Covid-19 reinforces reforms in capital market

Stocks

TBS Report
18 July, 2020, 10:55 pm
Last modified: 18 July, 2020, 10:58 pm
Policymakers are trying to engage institutional investors in an unprecedented manner to help boost the market, which observers believe must be accompanied by long-pending reforms

Like everything else, the novel coronavirus pandemic has affected the capital market of Bangladesh too, though the main problems of the extremely underdeveloped market are age-old, experts said on Saturday.

Covid-19 is merely reinforcing the calls for capital market reforms, they stated at a webinar arranged by the Chittagong Stock Exchange (CSE), some top business associations, and a think tank.

Resurgent Dialogue-4, part of a series discussion aimed at addressing plausible ways to economic recovery, was titled "Private Investment in Uncertain Times: Capital Market and Covid-19 – Charting Impact and Path to Recovery."

Dr Masrur Reaz, chairman of think tank Policy Exchange Bangladesh, said in his concluding remarks that Bangladesh is a top country in South Asia in terms of the national savings rate – the nation saves around 30 percent of its income.

But an underdeveloped financial system and inadequate market infrastructure hinders channeling these savings towards investment.

"Only 25 percent of the total investments come through the banking system and the capital market together, which should not be less than 50 percent globally," he told The Business Standard. 

In a telephonic interview after the event, the economist said that for post-pandemic economic recovery and high economic growth, Bangladesh will need a lot more investment – both local and foreign.

Without quicker reforms and new products and services, the capital market will not deliver, he added.

The stock market had over a hundred companies listed in 1993 and after 27 years, it now only hosts 321 companies.

"The market did not follow the growth path of the economy," said Barrister Nihad Kabir, president of the Metropolitan Chamber of Commerce and Industry, Dhaka and a legal advisor to the Bangladesh Securities and Exchange Commission (BSEC) during its formation in the early '90s.

The discussants – listed company representatives, capital market professionals, bankers, and stock exchange officials – pointed out a large number of issues that discourage good companies from entering the capital market, alongside stressing the urgent need for product diversification.

MCCI former president Syed Nasim Manzur, also a promoter of some listed companies, said the lack of benefits against costs deter companies from being listed.

CSE Managing Director Mamun-Ur-Rashid in his keynote presentation said the market capitalisation of the Bangladeshi stock market is below 12 percent of GDP – the lowest in the region and way lower than peer countries, except Sri Lanka and Pakistan, who have the ratio at somewhere above 17. 

He presented the port bourse's planned timeline by which the capital market will get new products and services to facilitate more investment.

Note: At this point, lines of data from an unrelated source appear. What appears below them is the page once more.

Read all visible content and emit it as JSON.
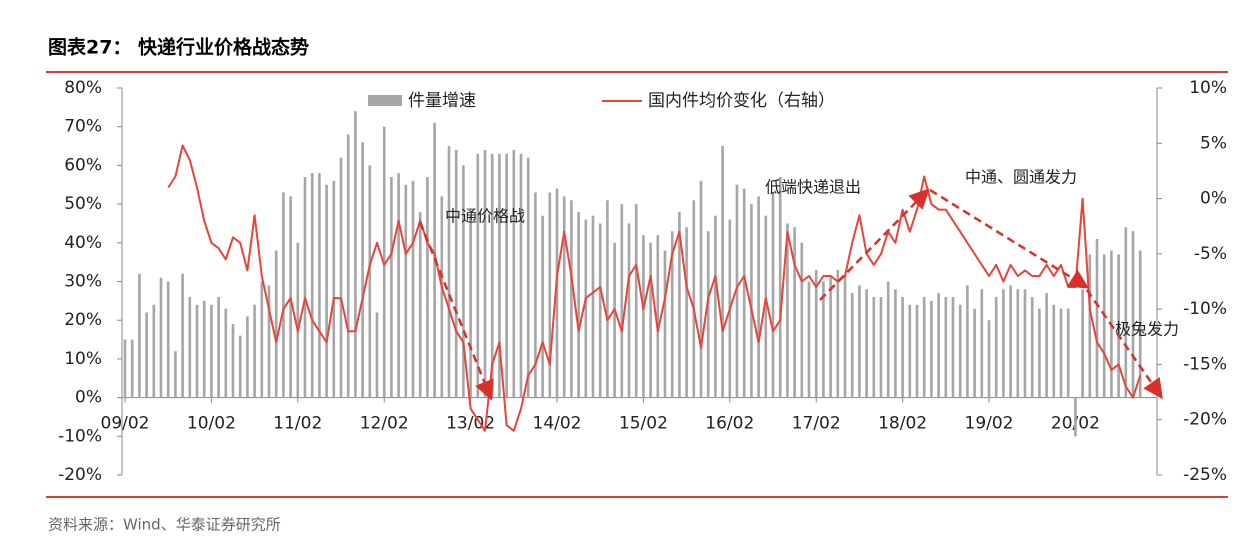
{
  "title": "图表27：  快递行业价格战态势",
  "source": "资料来源：Wind、华泰证券研究所",
  "chart_data": {
    "type": "bar-line",
    "categories": [
      "09/02",
      null,
      null,
      null,
      null,
      null,
      null,
      null,
      null,
      null,
      null,
      null,
      "10/02",
      null,
      null,
      null,
      null,
      null,
      null,
      null,
      null,
      null,
      null,
      null,
      "11/02",
      null,
      null,
      null,
      null,
      null,
      null,
      null,
      null,
      null,
      null,
      null,
      "12/02",
      null,
      null,
      null,
      null,
      null,
      null,
      null,
      null,
      null,
      null,
      null,
      "13/02",
      null,
      null,
      null,
      null,
      null,
      null,
      null,
      null,
      null,
      null,
      null,
      "14/02",
      null,
      null,
      null,
      null,
      null,
      null,
      null,
      null,
      null,
      null,
      null,
      "15/02",
      null,
      null,
      null,
      null,
      null,
      null,
      null,
      null,
      null,
      null,
      null,
      "16/02",
      null,
      null,
      null,
      null,
      null,
      null,
      null,
      null,
      null,
      null,
      null,
      "17/02",
      null,
      null,
      null,
      null,
      null,
      null,
      null,
      null,
      null,
      null,
      null,
      "18/02",
      null,
      null,
      null,
      null,
      null,
      null,
      null,
      null,
      null,
      null,
      null,
      "19/02",
      null,
      null,
      null,
      null,
      null,
      null,
      null,
      null,
      null,
      null,
      null,
      "20/02",
      null,
      null,
      null,
      null,
      null,
      null,
      null,
      null,
      null
    ],
    "series": [
      {
        "name": "件量增速",
        "color": "#a6a6a6",
        "type": "bar",
        "values": [
          15,
          15,
          32,
          22,
          24,
          31,
          30,
          12,
          32,
          26,
          24,
          25,
          24,
          26,
          23,
          19,
          16,
          21,
          24,
          30,
          29,
          38,
          53,
          52,
          40,
          57,
          58,
          58,
          55,
          56,
          62,
          68,
          74,
          66,
          60,
          22,
          70,
          57,
          58,
          55,
          56,
          48,
          57,
          71,
          52,
          65,
          64,
          60,
          47,
          63,
          64,
          63,
          63,
          63,
          64,
          63,
          62,
          53,
          47,
          53,
          54,
          52,
          51,
          48,
          46,
          47,
          45,
          51,
          40,
          50,
          45,
          50,
          42,
          40,
          42,
          38,
          43,
          48,
          44,
          51,
          56,
          43,
          47,
          65,
          46,
          55,
          54,
          50,
          52,
          47,
          53,
          57,
          45,
          44,
          40,
          30,
          33,
          30,
          31,
          33,
          32,
          27,
          29,
          28,
          26,
          26,
          30,
          28,
          26,
          24,
          24,
          26,
          25,
          27,
          26,
          26,
          24,
          29,
          23,
          28,
          20,
          26,
          28,
          29,
          28,
          28,
          26,
          23,
          27,
          24,
          23,
          23,
          -10,
          28,
          37,
          41,
          37,
          38,
          37,
          44,
          43,
          38
        ]
      },
      {
        "name": "国内件均价变化（右轴）",
        "color": "#e8443a",
        "type": "line",
        "axis": "y2",
        "values": [
          null,
          null,
          null,
          null,
          null,
          null,
          1,
          2,
          4.8,
          3.5,
          1,
          -2,
          -4,
          -4.5,
          -5.5,
          -3.5,
          -4,
          -6.5,
          -1.5,
          -7,
          -10,
          -13,
          -10,
          -9,
          -12,
          -9,
          -11,
          -12,
          -13,
          -9,
          -9,
          -12,
          -12,
          -9,
          -6,
          -4,
          -6,
          -5,
          -2,
          -5,
          -4,
          -2,
          -4,
          -5,
          -8,
          -10,
          -12,
          -13,
          -19,
          -20,
          -21,
          -15,
          -13,
          -20.5,
          -21,
          -19,
          -16,
          -15,
          -13,
          -15,
          -7,
          -3,
          -7,
          -12,
          -9,
          -8.5,
          -8,
          -11,
          -10,
          -12,
          -7,
          -6,
          -10,
          -7,
          -12,
          -9,
          -5,
          -3,
          -8,
          -10,
          -13.5,
          -9,
          -7,
          -12,
          -10,
          -8,
          -7,
          -10,
          -13,
          -9,
          -12,
          -11,
          -3,
          -6,
          -7.5,
          -7,
          -8,
          -7,
          -7,
          -7.5,
          -7,
          -4,
          -1.5,
          -5,
          -6,
          -5,
          -3,
          -4,
          -1,
          -3,
          -1,
          2,
          -0.5,
          -1,
          -1,
          -2,
          -3,
          -4,
          -5,
          -6,
          -7,
          -6,
          -7.5,
          -6,
          -7,
          -6.5,
          -7,
          -7,
          -6,
          -7,
          -6,
          -8,
          -8,
          0,
          -10,
          -13,
          -14,
          -15.5,
          -15,
          -17,
          -18,
          -16
        ]
      }
    ],
    "ylim": [
      -20,
      80
    ],
    "yticks": [
      {
        "value": 80,
        "label": "80%"
      },
      {
        "value": 70,
        "label": "70%"
      },
      {
        "value": 60,
        "label": "60%"
      },
      {
        "value": 50,
        "label": "50%"
      },
      {
        "value": 40,
        "label": "40%"
      },
      {
        "value": 30,
        "label": "30%"
      },
      {
        "value": 20,
        "label": "20%"
      },
      {
        "value": 10,
        "label": "10%"
      },
      {
        "value": 0,
        "label": "0%"
      },
      {
        "value": -10,
        "label": "-10%"
      },
      {
        "value": -20,
        "label": "-20%"
      }
    ],
    "y2lim": [
      -25,
      10
    ],
    "y2ticks": [
      {
        "value": 10,
        "label": "10%"
      },
      {
        "value": 5,
        "label": "5%"
      },
      {
        "value": 0,
        "label": "0%"
      },
      {
        "value": -5,
        "label": "-5%"
      },
      {
        "value": -10,
        "label": "-10%"
      },
      {
        "value": -15,
        "label": "-15%"
      },
      {
        "value": -20,
        "label": "-20%"
      },
      {
        "value": -25,
        "label": "-25%"
      }
    ],
    "annotations": [
      "中通价格战",
      "低端快递退出",
      "中通、圆通发力",
      "极兔发力"
    ]
  }
}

Discussants also stressed good corporate governance, structural reforms, and system improvements for the anaemic market to contribute to economic growth after absorbing the pandemic shocks.

BSEC Chairman Professor Shibly Rubayat-Ul-Islam expressed his determination to address the existing issues soon.

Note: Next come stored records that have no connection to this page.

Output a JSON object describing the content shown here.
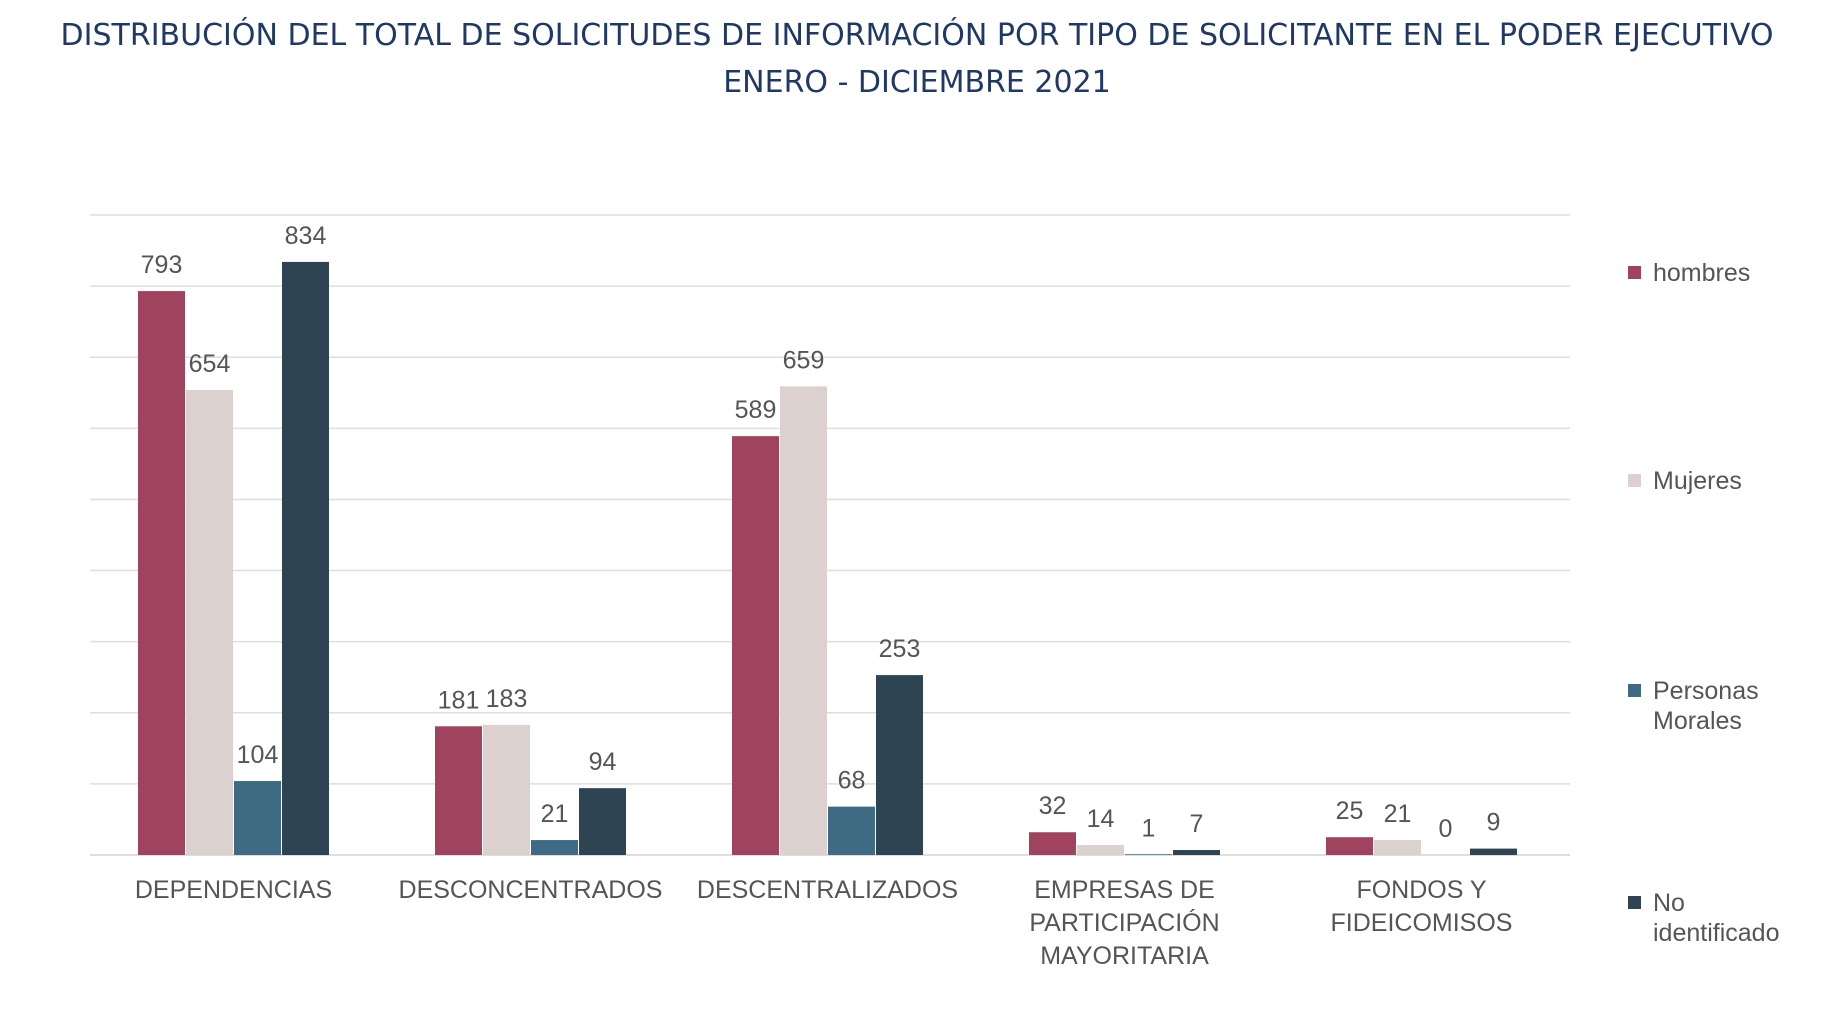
{
  "title": {
    "line1": "DISTRIBUCIÓN DEL TOTAL DE SOLICITUDES DE INFORMACIÓN POR TIPO DE SOLICITANTE EN EL PODER EJECUTIVO",
    "line2": "ENERO - DICIEMBRE 2021"
  },
  "colors": {
    "hombres": "#a0435e",
    "mujeres": "#ddd1cf",
    "personas_morales": "#3e6a83",
    "no_identificado": "#2e4452",
    "grid": "#dedede",
    "axis_text": "#555555",
    "title": "#1f3864"
  },
  "chart_data": {
    "type": "bar",
    "categories": [
      "DEPENDENCIAS",
      "DESCONCENTRADOS",
      "DESCENTRALIZADOS",
      "EMPRESAS DE PARTICIPACIÓN MAYORITARIA",
      "FONDOS Y FIDEICOMISOS"
    ],
    "category_lines": [
      [
        "DEPENDENCIAS"
      ],
      [
        "DESCONCENTRADOS"
      ],
      [
        "DESCENTRALIZADOS"
      ],
      [
        "EMPRESAS DE",
        "PARTICIPACIÓN",
        "MAYORITARIA"
      ],
      [
        "FONDOS Y",
        "FIDEICOMISOS"
      ]
    ],
    "series": [
      {
        "name": "hombres",
        "values": [
          793,
          181,
          589,
          32,
          25
        ]
      },
      {
        "name": "Mujeres",
        "values": [
          654,
          183,
          659,
          14,
          21
        ]
      },
      {
        "name": "Personas Morales",
        "values": [
          104,
          21,
          68,
          1,
          0
        ]
      },
      {
        "name": "No identificado",
        "values": [
          834,
          94,
          253,
          7,
          9
        ]
      }
    ],
    "legend_lines": [
      [
        "hombres"
      ],
      [
        "Mujeres"
      ],
      [
        "Personas",
        "Morales"
      ],
      [
        "No",
        "identificado"
      ]
    ],
    "legend_position": "right",
    "ylim": [
      0,
      900
    ],
    "gridlines": true,
    "xlabel": "",
    "ylabel": ""
  }
}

DSEX, the broad-based benchmark at the Dhaka Stock Exchange, has been in a downturn since 2010 with some interim minor market rallies and a 12-month-long sharp decline until March this year, weakening the market participants.

Policymakers are trying to engage institutional investors in an unprecedented manner to help boost the market, which the observers believe must be accompanied with long pending reforms.

In the coming days, state level foreign financing is likely to face a decline as major developed economies are spending too much for their own economic recovery. But market-based lending would be a low-hanging fruit from the developed world, believes Dr Reaz.

"To utilise the opportunity immediately, development of our own market is very important right now," he added.